Staying vigilant of AI applications
The NRL's Goodman advises keeping a watchful eye on unmanned aerial vehicles (UAVs) among other technologies. Specifically, he says that in the next three to five years, expect to see a greater reliance on autonomous multi-platform coordinated operation of forwardly deployed UAVs, unmanned surface vessels and unmanned underwater vehicles (UUVs) when engaged in intelligence, surveillance and reconnaissance (ISR), EW, or time-tactical targeting.

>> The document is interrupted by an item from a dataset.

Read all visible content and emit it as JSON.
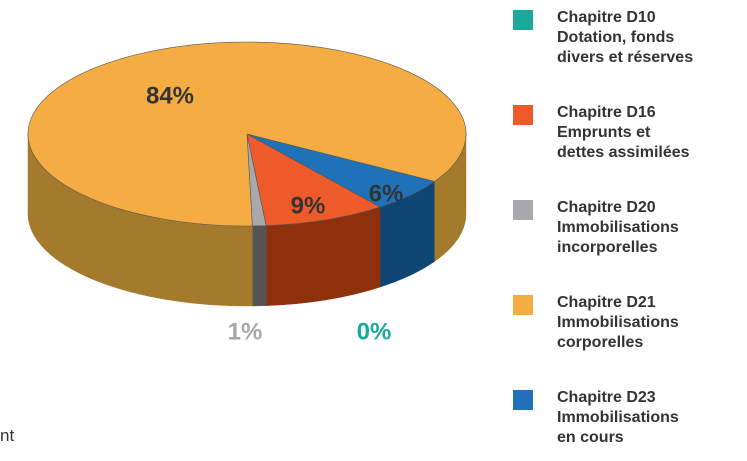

"There has been some reticence in adopting AI and machine learning given the black-box nature of its operation, so the DOD has invested in research to better explain the rationale used by autonomous systems in their decision-making process, especially when they encounter patterns and/or scenarios that were not a part of training," says Goodman.
In addition to autonomy though, investments will continue in hardware and software to harness data that enhances AI across different applications.
"Breakthroughs in areas such as natural language processing for text and sequence-to-sequence prediction, such as Explainable AI’s ChatGPT3, have relied on a huge volume of labeled data to train massive AI and machine learning models," Goodman notes.
"The DOD generally does not have access to a large corpus of labeled data, so instead it is investing in techniques that are capable of training on datasets"It is also expected that specialized hardware, developed under the CHIPS Act, will deliver AI and machine learning-enabled payloads that would otherwise be unable to meet tight SWaP constraints onboard smaller platforms such as Class 2 UAVs and CubeSat-size satellites," Goodman says. "Finally, some AI and machine learning architectures -- particularly those based on a deep learning framework -- could be vulnerable to adversarial exploitation using systems such as generative adversarial and diffusion networks. Ensuring that deep learning systems are resistant to adversarial attack and whose decisions are explainable are critical considerations."
SGS's Adams, however, posits that the merits of AI are on the cusp of penetrating a wide range of products throughout the military aviation and electronic landscape. AI is beginning to stand well on its own two feet, helped along by efficiency, cost savings, and some uncanny strategic benefits that can't help catching the attention of world leaders.
"With usable AI reaching an inflection point, we will start to see every product and operation designed around extracting the benefits that AI will bring," says SGS's Adams. "Efficiencies, cost savings, resiliency, awareness, decision dominance, confidence, and speed---these are crucial components of a successful defense industry and a ready and lethal military—AI is poised to take a far more prominent and entrenched role across the entire spectrum of warfare in the middle to late stages of this decade."
Summarily, AI remains on an upward trajectory. That steep upward slope should proceed for some time. AI is still in early adoption, as the costs and benefits are weighted and measured, while its benefits are slowly, but surely, recognized as a boon to our definition of military intelligence in our modern world. We have much reason to wait with anticipatory optimism as AI continues to be built out in military technology where, perhaps, the best is yet to come.